Regrinding a drill can be a cost-effective solution to extend the life of a cutting tool, but it can be a complex procedure and must be performed accurately to ensure a consistently good performance.

“Generally, a drill after regrind will be at around 75%-80% of its original qualities and performance, but with CTW included, this increases significantly to 90%-95%,” adds Payling. “Also, for a regrind company, working with a batch of drills with CTW included will significantly reduce its lead time, compared with those that do not. This offers a quick turnaround for customers, simplified logistics and machine downtime is kept to a minimum.”

Installing CTW into a drill not only reduces the complexities of regrinding, but because an amount of the web thinning is built into the design, the symmetry of the tool is retained after regrind. This means the drill will not degenerate over time and will maintain its torque strength after repeated regrinds. By integrating part of the web-thinning feature within the flute form, the design is effectively thinned throughout the drill’s life, without passing on the costs and difficulties associated with this additional operation to the user. Also, as thrust forces are kept consistently low, there is less wear and tear on the machine tool, providing more time and cost savings for the end-user.

Unique to Dormer Pramet, CTW currently features in its new R459 drill, though the company hopes to expand its use to other drilling ranges in the near future. A key feature of the R459 is its versatility in machining various materials. Recent in-house testing by Dormer Pramet on aluminium, hardened steel and stainless steel, showed how CTW could withstand differing applications and conditions.

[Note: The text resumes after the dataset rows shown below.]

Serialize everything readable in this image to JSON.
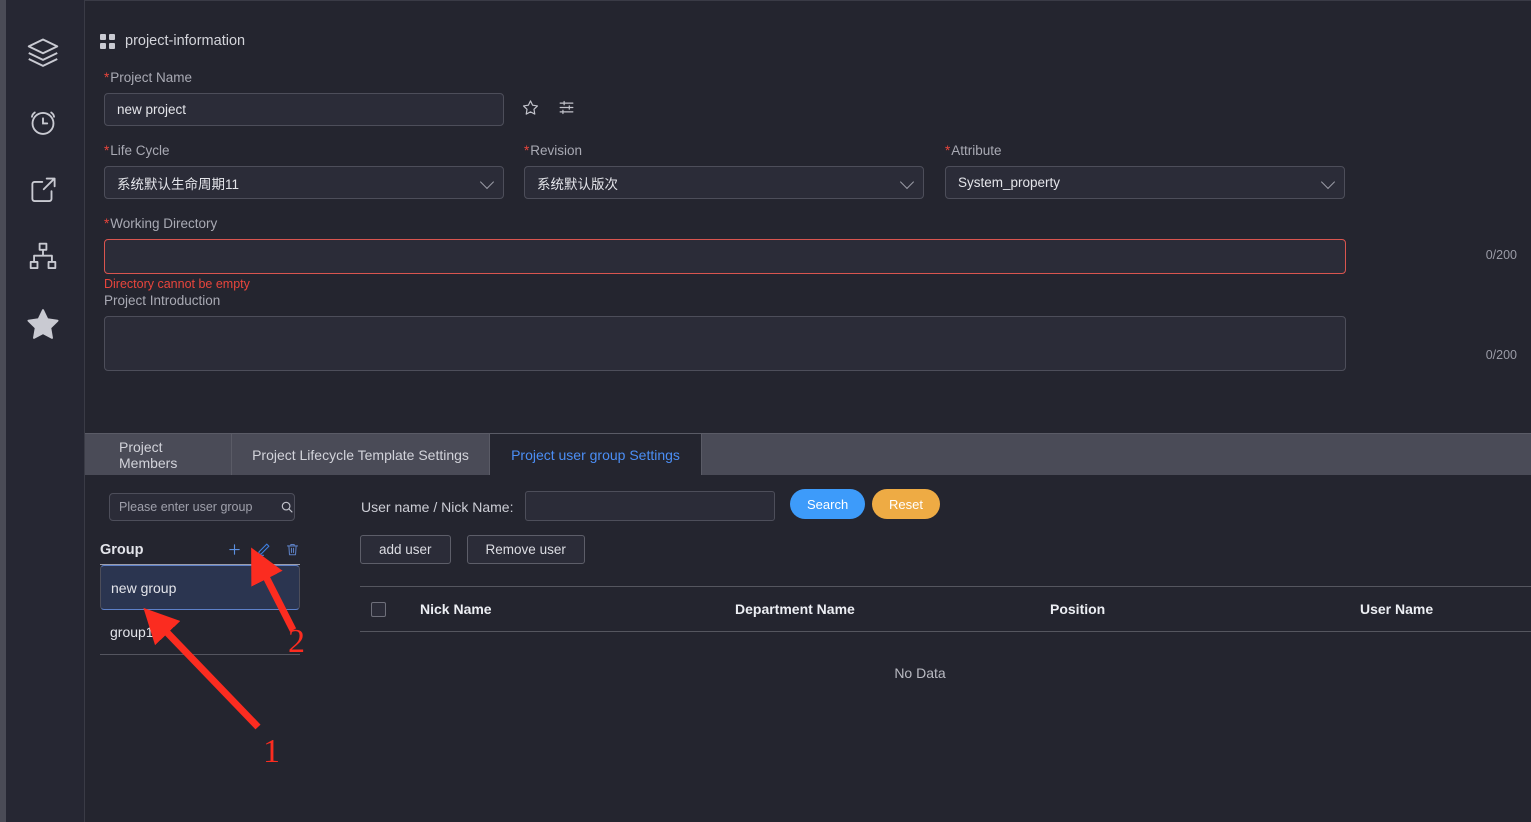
{
  "sidebar": {
    "items": [
      {
        "name": "layers-icon",
        "label": "Layers"
      },
      {
        "name": "alarm-clock-icon",
        "label": "Alarm"
      },
      {
        "name": "share-export-icon",
        "label": "Share"
      },
      {
        "name": "sitemap-icon",
        "label": "Hierarchy"
      },
      {
        "name": "star-filled-icon",
        "label": "Favorites"
      }
    ]
  },
  "header": {
    "title": "project-information",
    "icon": "grid-icon"
  },
  "form": {
    "project_name": {
      "label": "Project Name",
      "required": true,
      "value": "new project"
    },
    "favorite_icon": "star-outline-icon",
    "settings_icon": "sliders-icon",
    "life_cycle": {
      "label": "Life Cycle",
      "required": true,
      "value": "系统默认生命周期11"
    },
    "revision": {
      "label": "Revision",
      "required": true,
      "value": "系统默认版次"
    },
    "attribute": {
      "label": "Attribute",
      "required": true,
      "value": "System_property"
    },
    "working_directory": {
      "label": "Working Directory",
      "required": true,
      "value": "",
      "counter": "0/200",
      "error": "Directory cannot be empty"
    },
    "project_introduction": {
      "label": "Project Introduction",
      "required": false,
      "value": "",
      "counter": "0/200"
    }
  },
  "tabs": [
    {
      "label": "Project Members",
      "active": false
    },
    {
      "label": "Project Lifecycle Template Settings",
      "active": false
    },
    {
      "label": "Project user group Settings",
      "active": true
    }
  ],
  "toolbar": {
    "group_search_placeholder": "Please enter user group",
    "group_search_value": "",
    "search_icon": "search-icon",
    "user_label": "User name / Nick Name:",
    "user_value": "",
    "search_button": "Search",
    "reset_button": "Reset",
    "search_color": "#3d9bfa",
    "reset_color": "#eeab44"
  },
  "group_panel": {
    "title": "Group",
    "actions": [
      {
        "name": "add-group-icon",
        "glyph": "plus"
      },
      {
        "name": "edit-group-icon",
        "glyph": "pencil"
      },
      {
        "name": "delete-group-icon",
        "glyph": "trash"
      }
    ],
    "items": [
      {
        "label": "new group",
        "selected": true
      },
      {
        "label": "group1",
        "selected": false
      }
    ]
  },
  "user_table": {
    "buttons": [
      {
        "label": "add user",
        "name": "add-user-button"
      },
      {
        "label": "Remove user",
        "name": "remove-user-button"
      }
    ],
    "columns": [
      "Nick Name",
      "Department Name",
      "Position",
      "User Name"
    ],
    "rows": [],
    "empty_text": "No Data"
  },
  "annotations": [
    {
      "label": "1",
      "target": "new group list item"
    },
    {
      "label": "2",
      "target": "edit group pencil icon"
    }
  ]
}
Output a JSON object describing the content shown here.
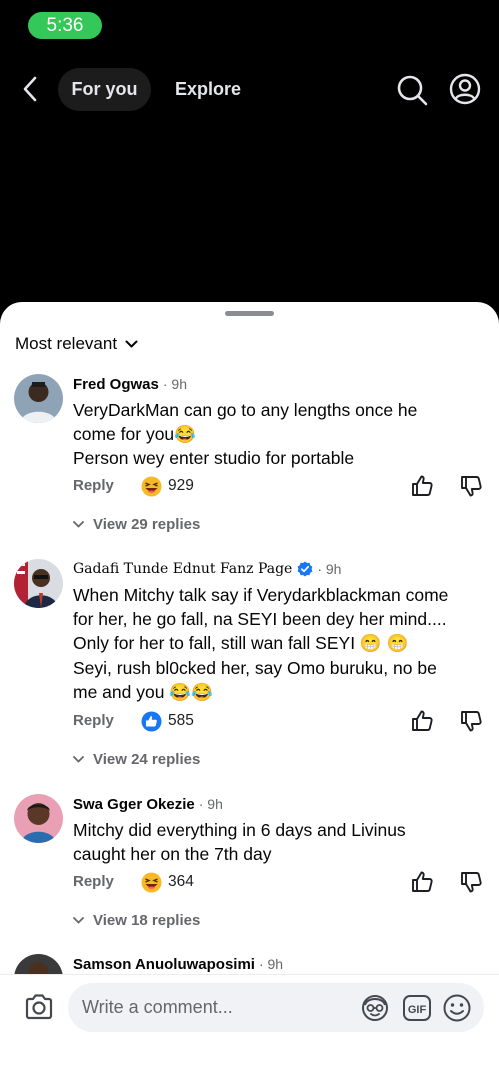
{
  "status_bar": {
    "time": "5:36"
  },
  "header": {
    "tabs": [
      {
        "label": "For you",
        "active": true
      },
      {
        "label": "Explore",
        "active": false
      }
    ],
    "icons": [
      "back-chevron-icon",
      "search-icon",
      "profile-icon"
    ]
  },
  "sheet": {
    "sort_label": "Most relevant",
    "comments": [
      {
        "author": "Fred Ogwas",
        "time": "· 9h",
        "lines": [
          "VeryDarkMan can go to any lengths once he",
          "come for you😂",
          "Person wey enter studio for portable"
        ],
        "reply_label": "Reply",
        "reaction_icon": "laughing-emoji",
        "reaction_count": "929",
        "view_replies": "View 29 replies"
      },
      {
        "author": "Gadafi Tunde Ednut Fanz Page",
        "verified": true,
        "time": "· 9h",
        "lines": [
          "When Mitchy talk say if Verydarkblackman come",
          "for her, he go fall, na SEYI been dey her mind....",
          "Only for her to fall, still wan fall SEYI 😁 😁",
          "Seyi,  rush bl0cked her, say Omo buruku, no be",
          "me and you 😂😂"
        ],
        "reply_label": "Reply",
        "reaction_icon": "like-icon",
        "reaction_count": "585",
        "view_replies": "View 24 replies"
      },
      {
        "author": "Swa Gger Okezie",
        "time": "· 9h",
        "lines": [
          "Mitchy did everything in 6 days and Livinus",
          "caught her on the 7th day"
        ],
        "reply_label": "Reply",
        "reaction_icon": "laughing-emoji",
        "reaction_count": "364",
        "view_replies": "View 18 replies"
      },
      {
        "author": "Samson Anuoluwaposimi",
        "time": "· 9h"
      }
    ]
  },
  "composer": {
    "placeholder": "Write a comment...",
    "gif_label": "GIF",
    "icons": [
      "camera-icon",
      "avatar-sticker-icon",
      "gif-icon",
      "emoji-icon"
    ]
  },
  "colors": {
    "status_pill": "#34c759",
    "link_blue": "#1877f2",
    "muted_text": "#65676b"
  }
}
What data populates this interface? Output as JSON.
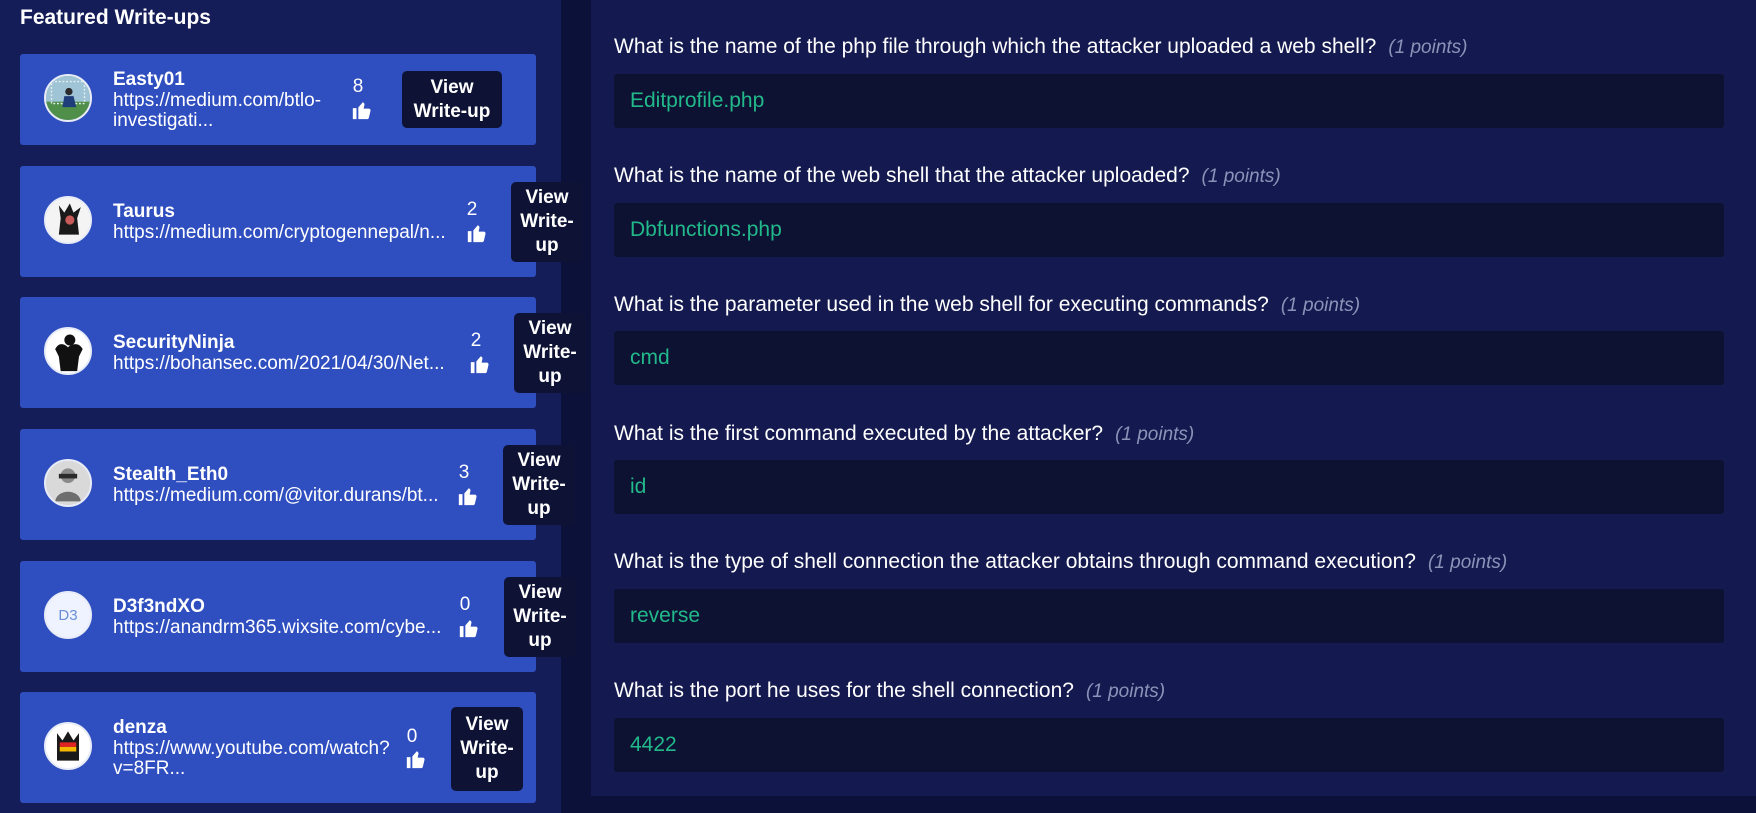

During a test in stainless steel 316L with cutting data of Vc 35m/min at a feed of 0.1mm/rev (1395rpm @ 140mm/min). The R459 ran for 30 minutes contact time and showed a small amount of pick-up, with a nice even wear scar across the cutting edges. Similarly when machining aluminium, the drill was run at Dormer catalogue data Vc 285m/min (11,340rpm) at a feed of 0.26 mm/rev (2950 mm/min). After 30 minutes of contact time the drill showed minimal wear across cutting edges, with a small amount of pick-up.

In the development of the R459 with CTW, Dormer Pramet performed a range of tests where the drill performed well against five competitors. To ensure fairness, all the drills were tested in the same conditions. From those tested Dormer’s drill and one competitor lasted the full 30 minutes, drilling more than 340 holes without any problems. Another lasted half an hour but offered a poor finish and noisy performance, while another lasted the time but only at 7xD capability. The remaining two failed inside 20 minutes. From the initial test, the best-performing competitor was then tested to compare tool life. The R459 lasted a further 80 minutes, drilling 900 holes, without any problems, while the competitor was badly worn after completing the same operation.

The tests showed that even with the CTW web-thinning feature included, deep-hole drills can perform successfully in a range of material applications. This consistent performance, enhanced tool life, improved regrind process and ultimately a reduction in costs offer a win-win solution for all. Even the most demanding customer should be pleased with the results – just maybe, even Stephen Morse would be impressed to see how his invention has developed during the last 150 years.